Morrer aos 40 quer dizer o
seguinte: se Machado de Assis
houvesse morrido nessa idade,
não teria escrito nada a partir
das "Memórias Póstumas de
Brás Cubas" e do primeiro volume de seus contos excelentes, "Papéis Avulsos", e isso inclui nada menos que todos os
seus maiores romances e contos; se Jorge Luis Borges tivesse morrido aos 40, não teria
publicado nem mesmo "Ficciones" e "El Aleph", quer dizer,
nada do que produziu de maduro e fez sua fama mundial.
Edgar Allan Poe nasceu em
Boston, Massachusetts, em
1809, e faleceu em Baltimore,
Maryland, em 1849. Perdeu pai
e mãe, ambos atores itinerantes, aos dois anos de idade; foi
criado por um comerciante rico (de quem incorporou o sobrenome Allan), com quem teria relações conflituosas na juventude. Viveu a meninice na
Inglaterra, entre 1815 e 1820,
estudando na antiga metrópole
de seu jovem país.
Destacou-se nos estudos,
mas não cursou senão um ano
na universidade, de volta aos
EUA. Foi soldado e chegou a
entrar na academia de West
Point; mas seu temperamento
e seu comportamento (endividou-se com jogo, bebia muito)

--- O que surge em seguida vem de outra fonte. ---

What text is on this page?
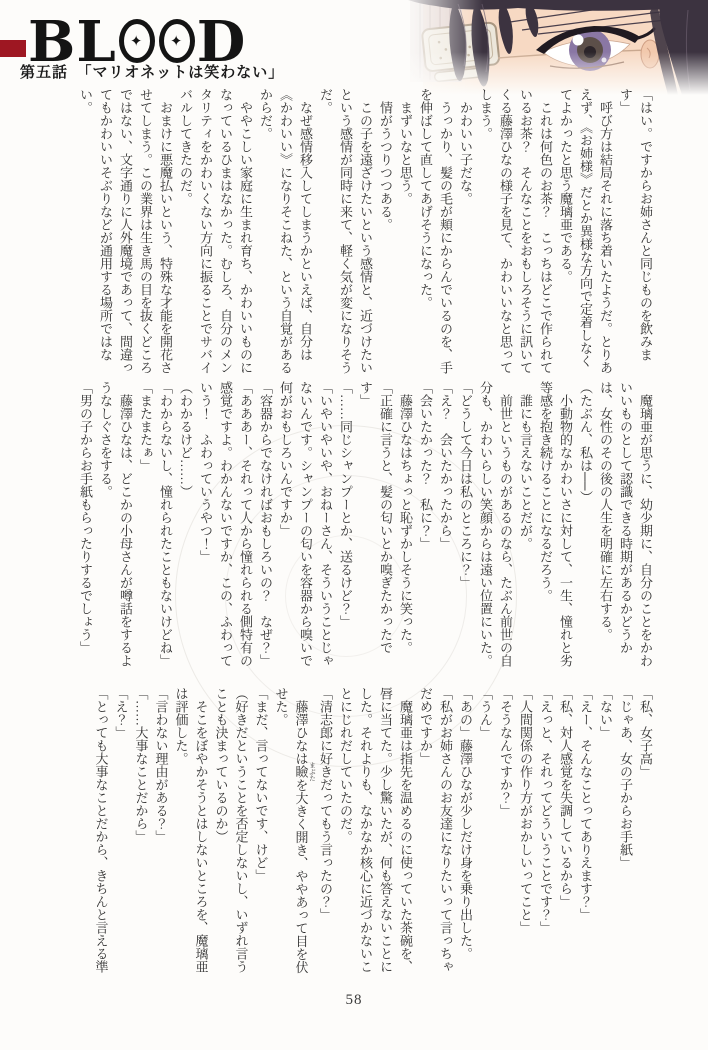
BL ✦	✦ D
第五話　「マリオネットは笑わない」

「はい。ですからお姉さんと同じものを飲みます」

　呼び方は結局それに落ち着いたようだ。とりあえず、《お姉様》だとか異様な方向で定着しなくてよかったと思う魔璃亜である。

　これは何色のお茶？　こっちはどこで作られているお茶？　そんなことをおもしろそうに訊いてくる藤澤ひなの様子を見て、かわいいなと思ってしまう。

　かわいい子だな。

　うっかり、髪の毛が頬にからんでいるのを、手を伸ばして直してあげそうになった。

　まずいなと思う。

　情がうつりつつある。

　この子を遠ざけたいという感情と、近づけたいという感情が同時に来て、軽く気が変になりそうだ。

　なぜ感情移入してしまうかといえば、自分は《かわいい》になりそこねた、という自覚があるからだ。

　ややこしい家庭に生まれ育ち、かわいいものになっているひまはなかった。むしろ、自分のメンタリティをかわいくない方向に振ることでサバイバルしてきたのだ。

　おまけに悪魔払いという、特殊な才能を開花させてしまう。この業界は生き馬の目を抜くどころではない、文字通りに人外魔境であって、間違ってもかわいいそぶりなどが通用する場所ではない。

　魔璃亜が思うに、幼少期に、自分のことをかわいいものとして認識できる時期があるかどうかは、女性のその後の人生を明確に左右する。

（たぶん、私は──）

　小動物的なかわいさに対して、一生、憧れと劣等感を抱き続けることになるだろう。

　誰にも言えないことだが。

　前世というものがあるのなら、たぶん前世の自分も、かわいらしい笑顔からは遠い位置にいた。

「どうして今日は私のところに？」

「え？　会いたかったから」

「会いたかった？　私に？」

　藤澤ひなはちょっと恥ずかしそうに笑った。「正確に言うと、髪の匂いとか嗅ぎたかったです」

「……同じシャンプーとか、送るけど？」

「いやいやいや、おねーさん、そういうことじゃないんです。シャンプーの匂いを容器から嗅いで何がおもしろいんですか」

「容器からでなければおもしろいの？　なぜ？」

「あああー、それって人から憧れられる側特有の感覚ですよ。わかんないですか、この、ふわっていう！　ふわっていうやつ！」

（わかるけど……）

「わからないし、憧れられたこともないけどね」

「またまたぁ」

　藤澤ひなは、どこかの小母さんが噂話をするようなしぐさをする。

「男の子からお手紙もらったりするでしょう」

「私、女子高」

「じゃあ、女の子からお手紙」

「ない」

「えー、そんなことってありえます？」

「私、対人感覚を失調しているから」

「えっと、それってどういうことです？」

「人間関係の作り方がおかしいってこと」

「そうなんですか？」

「うん」

「あの」藤澤ひなが少しだけ身を乗り出した。「私がお姉さんのお友達になりたいって言っちゃだめですか」

　魔璃亜は指先を温めるのに使っていた茶碗を、唇に当てた。少し驚いたが、何も答えないことにした。それよりも、なかなか核心に近づかないことにじれだしていたのだ。

「清志郎に好きだってもう言ったの？」

　藤澤ひなは瞼 まぶたを大きく開き、ややあって目を伏せた。

「まだ、言ってないです、けど」

（好きだということを否定しないし、いずれ言うことも決まっているのか）

　そこをぼやかそうとはしないところを、魔璃亜は評価した。

「言わない理由がある？」

「……大事なことだから」

「え？」

「とっても大事なことだから、きちんと言える準

58
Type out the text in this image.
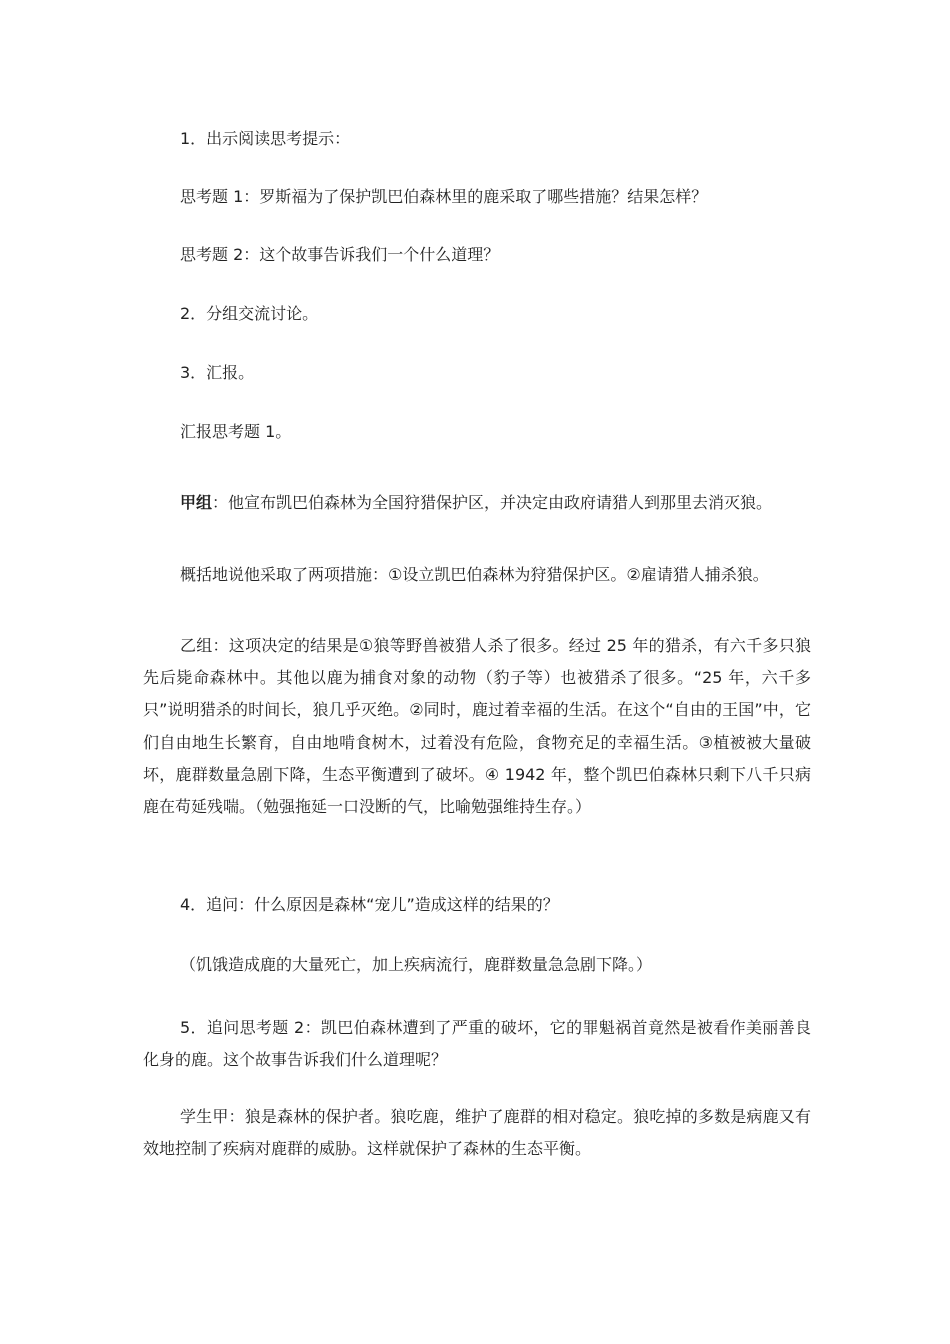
1．出示阅读思考提示：
思考题 1：罗斯福为了保护凯巴伯森林里的鹿采取了哪些措施？结果怎样？
思考题 2：这个故事告诉我们一个什么道理？
2．分组交流讨论。
3．汇报。
汇报思考题 1。
甲组：他宣布凯巴伯森林为全国狩猎保护区，并决定由政府请猎人到那里去消灭狼。
概括地说他采取了两项措施：①设立凯巴伯森林为狩猎保护区。②雇请猎人捕杀狼。
乙组：这项决定的结果是①狼等野兽被猎人杀了很多。经过 25 年的猎杀，有六千多只狼先后毙命森林中。其他以鹿为捕食对象的动物（豹子等）也被猎杀了很多。“25 年，六千多只”说明猎杀的时间长，狼几乎灭绝。②同时，鹿过着幸福的生活。在这个“自由的王国”中，它们自由地生长繁育，自由地啃食树木，过着没有危险，食物充足的幸福生活。③植被被大量破坏，鹿群数量急剧下降，生态平衡遭到了破坏。④ 1942 年，整个凯巴伯森林只剩下八千只病鹿在苟延残喘。（勉强拖延一口没断的气，比喻勉强维持生存。）
4．追问：什么原因是森林“宠儿”造成这样的结果的？
（饥饿造成鹿的大量死亡，加上疾病流行，鹿群数量急急剧下降。）
5．追问思考题 2：凯巴伯森林遭到了严重的破坏，它的罪魁祸首竟然是被看作美丽善良化身的鹿。这个故事告诉我们什么道理呢？
学生甲：狼是森林的保护者。狼吃鹿，维护了鹿群的相对稳定。狼吃掉的多数是病鹿又有效地控制了疾病对鹿群的威胁。这样就保护了森林的生态平衡。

o impediram de seguir carreira
militar. Viveu sua vida adulta
com grandes dificuldades econômicas (seu pai adotivo não
lhe legou nada), sempre trabalhando em jornais e revistas; e
tinha desde cedo a convicção,
várias vezes expressa, de ser
um gênio.
Lembrar Machado e Borges
como termos de comparação
não tem nada de gratuito. O incomparável escritor brasileiro
(1839-1908) cita Poe desde
1866; cita-o poucas vezes, mas
o suficiente para expor sua proximidade com aspectos centrais da criação de Poe, além de
sua tradução de "O Corvo",
poema-símbolo do escritor
norte-americano.
Borges (1899-1986), então,
nem se fala: cita-o inúmeras
vezes, escreve analiticamente
sobre ele, identifica-o como um
ponto de apoio para suas concepções de arte. Em certo momento, dirá que foi Poe quem
inventou o leitor moderno, o
leitor desconfiado a quem é
preciso ao mesmo tempo convencer (atingindo a famosa
"suspension of disbelief", que
Poe aprendeu com seu mestre-mor, o poeta e ensaísta S.T. Coleridge) e manter tenso, manipulando as frágeis linhas da palavra escrita.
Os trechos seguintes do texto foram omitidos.